O coronavírus trouxe diversas mudanças para as nossas vidas pessoas e até profissionais. Antes da pandemia, as empresas ainda se preparavam para implementar os avanços tecnológicos em suas rotinas, mas a covid-19 claramente acelerou essa transformação. 

De repente, o home office forçado e o armazenamento em nuvem foi fundamental para o negócio continuar funcionando. Até a telemedicina foi autorizada como medida provisória para garantir o atendimento e preservar a saúde das pessoas. 

Mas e depois que tudo isso passar? Como ficarão as relações interpessoais? Quais mudanças vieram para ficar? Para saber as respostas destas perguntas, acompanhe o texto! 

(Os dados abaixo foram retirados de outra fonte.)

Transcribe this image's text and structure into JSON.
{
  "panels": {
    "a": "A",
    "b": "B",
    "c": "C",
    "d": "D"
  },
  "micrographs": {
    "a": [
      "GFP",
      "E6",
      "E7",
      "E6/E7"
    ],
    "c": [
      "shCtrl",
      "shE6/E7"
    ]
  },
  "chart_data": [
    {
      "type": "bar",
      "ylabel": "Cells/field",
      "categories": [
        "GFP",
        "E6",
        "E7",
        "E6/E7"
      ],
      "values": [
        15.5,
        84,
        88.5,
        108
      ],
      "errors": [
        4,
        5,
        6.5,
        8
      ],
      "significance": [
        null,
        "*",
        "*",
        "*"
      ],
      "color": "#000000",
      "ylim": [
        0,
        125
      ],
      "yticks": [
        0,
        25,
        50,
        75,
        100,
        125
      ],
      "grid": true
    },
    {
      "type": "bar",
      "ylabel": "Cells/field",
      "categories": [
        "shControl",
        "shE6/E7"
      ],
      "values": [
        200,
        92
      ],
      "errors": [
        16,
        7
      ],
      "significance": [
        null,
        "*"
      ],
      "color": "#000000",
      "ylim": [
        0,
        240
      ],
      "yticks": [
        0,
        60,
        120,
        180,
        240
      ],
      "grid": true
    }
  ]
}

O que dizem as pesquisas? 

Desde 2007, a Fjord – um segmento da Accenture – prepara um relatório sobre as tendências para o futuro das empresas e suas tecnologias. O novo estudo acabou de ser atualizado com as mudanças ocasionadas pela covid-19. 

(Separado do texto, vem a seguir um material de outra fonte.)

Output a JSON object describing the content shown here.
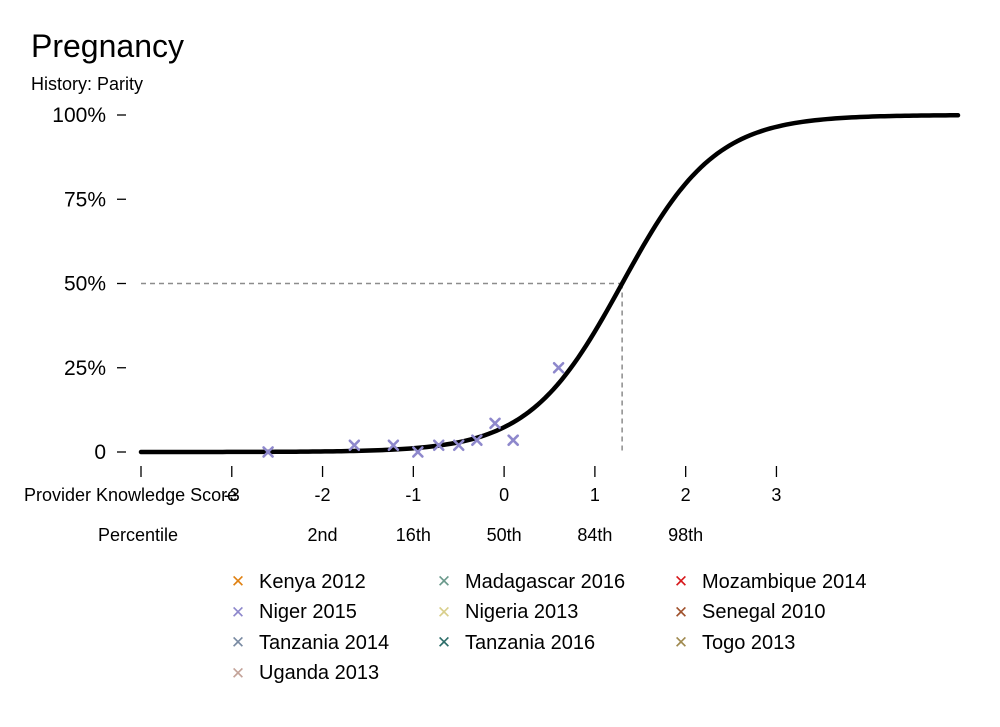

O relatório afirma que: “Esta não é uma desaceleração econômica comum: mudanças fundamentais no comportamento do consumidor e nas cadeias de suprimentos estão derrubando empresas. Algumas dessas mudanças são temporárias, enquanto outras terão um impacto duradouro, mas não sabemos o quanto. Mas sabemos que algumas coisas nunca mais serão as mesmas”. 

Veja outras conclusões que o estudo nos trouxe: 

O crescimento e as mudanças na cultura 

As empresas começavam a mudar seus comportamentos, indo muito além do lucro. Com a pandemia, pode-se dizer que esse processo foi acelerado. 

Consumidores, colaboradores e até investidores buscam por organizações que se preocupam com os valores sociais – isso inclui o comportamento de cada empresa durante a crise do novo coronavírus -, com as mudanças climáticas e uso de recursos naturais, por exemplo. 

É uma ótima oportunidade para reinventar modelos de negócios. Ser mais sustentável, usar ainda mais o digital e ter preocupações que vão além do lucro. 

“As companhias mais corajosas para reconhecer e responder a essa discussão de tendências experimentarão muitas oportunidades e desafios na sua jornada da transformação”, diz o relatório.

A nova maneira de usar o dinheiro

Cédulas e moedas também podem carregar vírus e bactérias e, dessa forma, transmitirem doenças. A população está tomando mais consciência disso. Por isso, a forma como lidamos com o nosso dinheiro também está mudando. 

Pagamentos biométricas, carteiras digitais, transferências e qr codes serão cada vez mais utilizados. 

Segundo a pesquisa, 13% dos suecos dizem ter usado dinheiro vivo numa compra recente, enquanto nos EUA 30% não usam mais cash numa semana comum.

É hora da sua empresa repensar as formas de pagamento. 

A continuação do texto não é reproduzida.